The hardships of the immigrant experience to America in the late 1800s and early 1900s. The isolation of life in the upper midwest. The lure, threat and promise of the big city. Patriarchy, misogyny, violence. Bigotry in World War I. Second and third generation immigrants families. These are recognizeable themes in American literature.
Familiar themes, though, do not have to limit a novel’s scope or imagination.
Michelle Hoover’s Bottomland is about the disappearance of two daughters from the German family homestead in rural Iowa in the early part of the twentieth century. Hoover tells the story in five chapters, each from a character’s perspective. She plays with time, with narrative veracity, and with the plot. It unfolds in bits and pieces. Hoover, though, is not interested in writing a thriller or mystery. Tension is used in service of broader themes, particularly those of interpersonal connection and agency. The prose is marked by an austere clarity – even when the picture is foggy and described by an unreliable narrator.

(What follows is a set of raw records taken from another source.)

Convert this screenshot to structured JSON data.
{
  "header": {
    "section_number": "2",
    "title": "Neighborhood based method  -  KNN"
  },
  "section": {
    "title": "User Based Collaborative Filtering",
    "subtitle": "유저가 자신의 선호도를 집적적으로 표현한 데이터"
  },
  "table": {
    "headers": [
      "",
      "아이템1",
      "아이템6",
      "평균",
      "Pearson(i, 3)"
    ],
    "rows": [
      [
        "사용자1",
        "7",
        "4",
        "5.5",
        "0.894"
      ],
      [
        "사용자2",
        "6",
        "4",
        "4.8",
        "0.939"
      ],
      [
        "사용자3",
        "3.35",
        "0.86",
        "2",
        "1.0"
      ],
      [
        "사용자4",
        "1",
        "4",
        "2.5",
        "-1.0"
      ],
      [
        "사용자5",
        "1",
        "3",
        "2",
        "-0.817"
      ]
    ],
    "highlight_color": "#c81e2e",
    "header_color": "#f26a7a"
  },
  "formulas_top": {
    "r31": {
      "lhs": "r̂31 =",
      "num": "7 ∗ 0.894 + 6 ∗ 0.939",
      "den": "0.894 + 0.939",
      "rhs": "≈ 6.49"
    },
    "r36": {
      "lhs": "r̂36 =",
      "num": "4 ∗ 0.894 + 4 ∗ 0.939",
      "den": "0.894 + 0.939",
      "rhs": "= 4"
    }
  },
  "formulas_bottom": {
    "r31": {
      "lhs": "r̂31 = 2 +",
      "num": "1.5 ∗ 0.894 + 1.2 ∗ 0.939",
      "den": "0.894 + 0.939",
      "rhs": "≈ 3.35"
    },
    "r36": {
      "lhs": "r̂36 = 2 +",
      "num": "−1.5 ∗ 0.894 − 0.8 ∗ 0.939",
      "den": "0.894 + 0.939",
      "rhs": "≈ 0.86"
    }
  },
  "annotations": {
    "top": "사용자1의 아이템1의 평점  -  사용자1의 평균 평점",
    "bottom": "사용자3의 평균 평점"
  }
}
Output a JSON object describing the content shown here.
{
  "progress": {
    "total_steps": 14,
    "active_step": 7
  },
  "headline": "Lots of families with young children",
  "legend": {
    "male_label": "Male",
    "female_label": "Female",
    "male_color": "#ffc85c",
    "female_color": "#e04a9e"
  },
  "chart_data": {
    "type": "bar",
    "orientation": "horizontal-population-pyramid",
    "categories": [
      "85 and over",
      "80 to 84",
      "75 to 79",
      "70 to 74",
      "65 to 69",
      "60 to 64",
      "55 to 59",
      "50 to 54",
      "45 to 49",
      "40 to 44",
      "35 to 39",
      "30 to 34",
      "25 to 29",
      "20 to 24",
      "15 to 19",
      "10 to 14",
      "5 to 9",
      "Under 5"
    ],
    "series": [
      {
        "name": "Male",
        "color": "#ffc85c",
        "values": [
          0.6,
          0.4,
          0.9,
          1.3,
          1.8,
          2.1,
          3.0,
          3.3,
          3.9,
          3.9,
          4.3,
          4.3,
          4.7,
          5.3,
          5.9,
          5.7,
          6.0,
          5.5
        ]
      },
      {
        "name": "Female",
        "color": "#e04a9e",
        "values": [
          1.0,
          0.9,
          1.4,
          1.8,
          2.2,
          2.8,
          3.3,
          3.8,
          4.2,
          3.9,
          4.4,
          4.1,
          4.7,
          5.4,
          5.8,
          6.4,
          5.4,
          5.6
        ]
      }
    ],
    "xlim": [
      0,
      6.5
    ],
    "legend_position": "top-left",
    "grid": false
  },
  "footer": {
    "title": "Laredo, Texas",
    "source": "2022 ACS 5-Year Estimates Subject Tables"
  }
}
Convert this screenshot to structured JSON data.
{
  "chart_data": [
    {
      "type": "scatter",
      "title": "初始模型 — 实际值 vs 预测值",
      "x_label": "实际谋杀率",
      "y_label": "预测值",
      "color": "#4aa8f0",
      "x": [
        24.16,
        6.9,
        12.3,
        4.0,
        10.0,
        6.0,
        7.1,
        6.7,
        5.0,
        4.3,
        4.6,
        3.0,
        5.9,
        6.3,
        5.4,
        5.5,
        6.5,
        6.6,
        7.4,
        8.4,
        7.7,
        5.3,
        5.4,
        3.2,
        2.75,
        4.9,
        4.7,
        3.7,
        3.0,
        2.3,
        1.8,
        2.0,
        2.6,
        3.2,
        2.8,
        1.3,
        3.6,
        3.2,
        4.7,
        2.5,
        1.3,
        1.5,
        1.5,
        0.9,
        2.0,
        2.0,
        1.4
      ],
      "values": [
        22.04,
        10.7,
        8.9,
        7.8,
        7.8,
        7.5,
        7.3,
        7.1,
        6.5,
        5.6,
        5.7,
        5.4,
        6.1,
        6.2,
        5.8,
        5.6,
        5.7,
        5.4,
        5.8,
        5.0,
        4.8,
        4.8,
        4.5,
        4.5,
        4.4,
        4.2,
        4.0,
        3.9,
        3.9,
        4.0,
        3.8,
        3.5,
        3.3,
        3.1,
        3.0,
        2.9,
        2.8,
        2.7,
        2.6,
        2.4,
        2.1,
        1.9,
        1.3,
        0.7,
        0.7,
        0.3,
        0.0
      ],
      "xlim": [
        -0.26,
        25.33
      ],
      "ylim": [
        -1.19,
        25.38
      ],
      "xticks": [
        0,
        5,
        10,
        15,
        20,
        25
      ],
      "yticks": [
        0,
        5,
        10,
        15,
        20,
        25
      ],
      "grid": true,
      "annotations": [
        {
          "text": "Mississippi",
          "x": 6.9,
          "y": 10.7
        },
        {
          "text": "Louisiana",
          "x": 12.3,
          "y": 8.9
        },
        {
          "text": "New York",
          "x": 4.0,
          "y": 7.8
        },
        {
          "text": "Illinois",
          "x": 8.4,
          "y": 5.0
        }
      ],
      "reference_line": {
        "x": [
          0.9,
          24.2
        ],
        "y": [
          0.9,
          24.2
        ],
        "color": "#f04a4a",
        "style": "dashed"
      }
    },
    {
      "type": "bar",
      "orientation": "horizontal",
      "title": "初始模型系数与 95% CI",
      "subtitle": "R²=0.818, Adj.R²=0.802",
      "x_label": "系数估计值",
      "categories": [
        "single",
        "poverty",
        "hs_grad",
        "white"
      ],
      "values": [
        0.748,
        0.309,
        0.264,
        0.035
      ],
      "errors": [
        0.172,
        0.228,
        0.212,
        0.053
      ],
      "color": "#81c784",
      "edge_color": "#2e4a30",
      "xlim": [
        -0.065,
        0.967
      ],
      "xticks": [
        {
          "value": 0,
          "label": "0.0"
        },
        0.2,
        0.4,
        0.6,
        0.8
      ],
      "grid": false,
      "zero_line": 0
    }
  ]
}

Bottomland is a thoughtful and well-written novel. It is also surprisingly relevant to contemporary life. Pick your immigrant group, imagination the perspective of one with little agency in a world with few or no guarantees, add a bit of cross-cultural tension – and it all rings as familiar. Hoover has crafted a clever and thoughtful book.
I wonder if novelists will be looking at Somalian immigrants in Minnesota or Syrian immigrants in Michigan twenty years hence. If they do – and do it well as Bottomland – I will read and learn.